2020, Number 5
Med Crit 2020; 34 (5)
Venous thromboembolic disease in the older adult patient
Elizalde GJJ
Language: English
References: 0
Page: 262-264
PDF size: 98.03 Kb.
Text Extraction
There is no doubt about the relevance and importance of Venous thromboembolic disease (VTE) in current medicine, both because of its frequency (more than 750,000 new cases per year in the European Community), and because of its high recurrence when anticoagulation is stopped (11% per year, 20% at two years, 29% at five years and 40% at ten years), as well as its high mortality (greater than the sum of the mortality from motor vehicle accidents plus the mortality of breast cancer, plus HIV-AIDS mortality, plus prostate cancer mortality, yes all together!), as well as its long-term sequelae in the form of venous insufficiency and post-thrombotic syndrome and chronic thromboembolic pulmonary hypertension, as well as its escalating costs of care (of up to US $2 million in annual hospital expenses per institution).
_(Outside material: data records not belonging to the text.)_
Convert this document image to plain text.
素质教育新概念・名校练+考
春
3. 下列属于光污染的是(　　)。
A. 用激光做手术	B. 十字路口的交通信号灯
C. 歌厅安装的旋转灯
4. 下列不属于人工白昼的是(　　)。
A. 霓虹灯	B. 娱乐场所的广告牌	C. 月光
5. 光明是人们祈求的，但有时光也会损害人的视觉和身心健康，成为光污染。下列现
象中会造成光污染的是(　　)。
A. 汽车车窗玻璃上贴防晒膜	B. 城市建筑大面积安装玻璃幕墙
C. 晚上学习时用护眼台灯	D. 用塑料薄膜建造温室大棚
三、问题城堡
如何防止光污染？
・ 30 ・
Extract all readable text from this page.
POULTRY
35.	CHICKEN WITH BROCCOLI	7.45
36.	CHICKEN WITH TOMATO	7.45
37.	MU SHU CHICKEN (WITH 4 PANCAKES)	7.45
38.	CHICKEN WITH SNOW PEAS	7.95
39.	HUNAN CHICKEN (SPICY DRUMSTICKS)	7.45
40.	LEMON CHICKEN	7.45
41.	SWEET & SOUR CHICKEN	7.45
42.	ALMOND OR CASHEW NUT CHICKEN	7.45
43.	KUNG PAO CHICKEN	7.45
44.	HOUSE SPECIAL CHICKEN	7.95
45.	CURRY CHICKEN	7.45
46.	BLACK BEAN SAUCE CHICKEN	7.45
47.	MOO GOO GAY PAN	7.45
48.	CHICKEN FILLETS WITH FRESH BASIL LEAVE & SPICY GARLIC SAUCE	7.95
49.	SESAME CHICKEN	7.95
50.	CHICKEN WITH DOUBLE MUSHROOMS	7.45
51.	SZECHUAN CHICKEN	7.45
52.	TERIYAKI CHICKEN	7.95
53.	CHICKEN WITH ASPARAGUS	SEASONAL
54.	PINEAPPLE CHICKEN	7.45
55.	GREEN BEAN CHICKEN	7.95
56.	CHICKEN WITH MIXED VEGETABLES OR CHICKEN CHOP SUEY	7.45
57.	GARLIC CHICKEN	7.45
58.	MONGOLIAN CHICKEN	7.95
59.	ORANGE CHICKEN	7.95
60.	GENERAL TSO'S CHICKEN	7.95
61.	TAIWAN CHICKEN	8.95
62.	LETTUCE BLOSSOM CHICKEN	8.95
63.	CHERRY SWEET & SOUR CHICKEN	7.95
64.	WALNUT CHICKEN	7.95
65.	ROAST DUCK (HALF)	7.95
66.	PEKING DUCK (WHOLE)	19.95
It has been the third most common cardiovascular disease for years after acute coronary syndromes and cerebrovascular disease, enough arguments to be of interest to any doctor, particularly the specialist in critical care medicine, every time the elderly are 48% of the critically ill population in ICUs and will continue to represent a substantial proportion of patients in the ICU as the general population ages and the evidence increases in the sense that age is not an independent predictor of outcome in ICU, in fact in the series of multivariate logistic regression equations of the APACHE III prognostic system for ICU patients, after adjusting for different variables, age only explains 3% of the variance of the interpatient differences in the risk of death, being the major explanatory variable the acute physiology score.